The expectation that the members of the assembly would be active participants offered challenges for interaction between the ministers and the assembly.

The results could be disastrous.

Expecting solid performances under new circumstances from ministers who were used to following fixed texts using prescribed actions was the equivalent of asking people who had previously recited poetry to improvise dramatic monologues based on mere outlines. 

All this was made worse by a lack of coaching and the general failure to acknowledge the need for rehearsal.

Two blatant examples of what sort of thing a theatrically trained person might immediately find inexcusable can demonstrate why this blog is directed toward practical liturgical performance based on liturgical theology and texts.

All Saints Church had gone through several phases of remodeling, and the altar had been moved away from the front wall toward the nave edge of the upper platform. In the latest change, the chairs for the priest and servers had been placed on the next level down and against the front wall to the left of the altar platform. The ambo [lectern/pulpit] was directly in front of the chairs, at the nave edge of the lower platform. 

As a result, the young servers were directly behind the preacher. Their fidgeting, including twirling of their cinctures, was directly in the line of sight for the congregation looking at the preacher. This fidgeting completely upstaged the preacher. People's attention was literally drawn up stage, behind the preacher, something no theatrical director would ever have permitted.

At Sacred Heart Church, the priest concluded the sermon and immediately began the Creed. He then turned around and went back to the altar. There he turned pages to find the place for his next lines and waited for the Creed to come to an end before speaking them. 

The implications of these actions would never have allowed them to survive a theatrical rehearsal. 

First, by beginning but not reciting the Creed in its entirety, the priest implies that the Creed is something that does not apply to him, that he has no participation in reciting the basics of the faith he has supposedly just preached. 

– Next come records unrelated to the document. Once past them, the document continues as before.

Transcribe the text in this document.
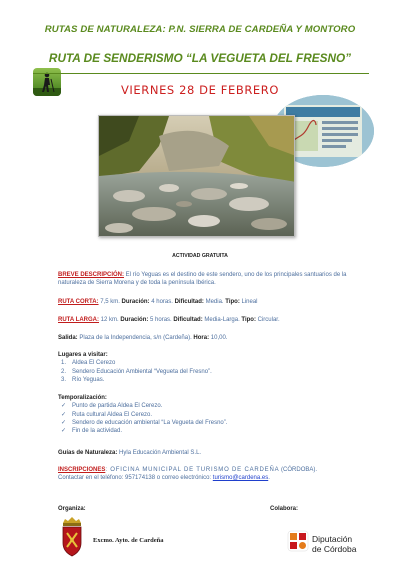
RUTAS DE NATURALEZA: P.N. SIERRA DE CARDEÑA Y MONTORO
RUTA DE SENDERISMO “LA VEGUETA DEL FRESNO”
VIERNES 28 DE FEBRERO
ACTIVIDAD GRATUITA
BREVE DESCRIPCIÓN: El río Yeguas es el destino de este sendero, uno de los principales santuarios de la naturaleza de Sierra Morena y de toda la península Ibérica.
RUTA CORTA: 7,5 km. Duración: 4 horas. Dificultad: Media. Tipo: Lineal
RUTA LARGA: 12 km. Duración: 5 horas. Dificultad: Media-Larga. Tipo: Circular.
Salida: Plaza de la Independencia, s/n (Cardeña). Hora: 10,00.
Lugares a visitar:
1. Aldea El Cerezo
2. Sendero Educación Ambiental “Vegueta del Fresno”.
3. Río Yeguas.
Temporalización:
✓ Punto de partida Aldea El Cerezo.
✓ Ruta cultural Aldea El Cerezo.
✓ Sendero de educación ambiental “La Vegueta del Fresno”.
✓ Fin de la actividad.
Guías de Naturaleza: Hyla Educación Ambiental S.L.
INSCRIPCIONES: OFICINA MUNICIPAL DE TURISMO DE CARDEÑA (CÓRDOBA).
Contactar en el teléfono: 957174138 o correo electrónico: turismo@cardena.es.
Organiza:	Colabora:
Excmo. Ayto. de Cardeña	Diputación
de Córdoba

Second, by walking and turning pages and not participating, that priest shows that he is not aware that he is continually visible, that everything he says, does, or does not say has an effect on how the service is perceived by everyone, including himself, consciously or not. 

Third, those same actions could be seen to imply that the only things about the Mass which were of concern to him were the things specified for him to do. He did not all appear to be part of the assembly at prayer or himself to be at prayer at all but merely going through prescribed words at prescribed times and stations. He showed a lack of understanding of how to make liturgy work beyond the rather limited rubrical approach to valid and licit performance of the sacrament.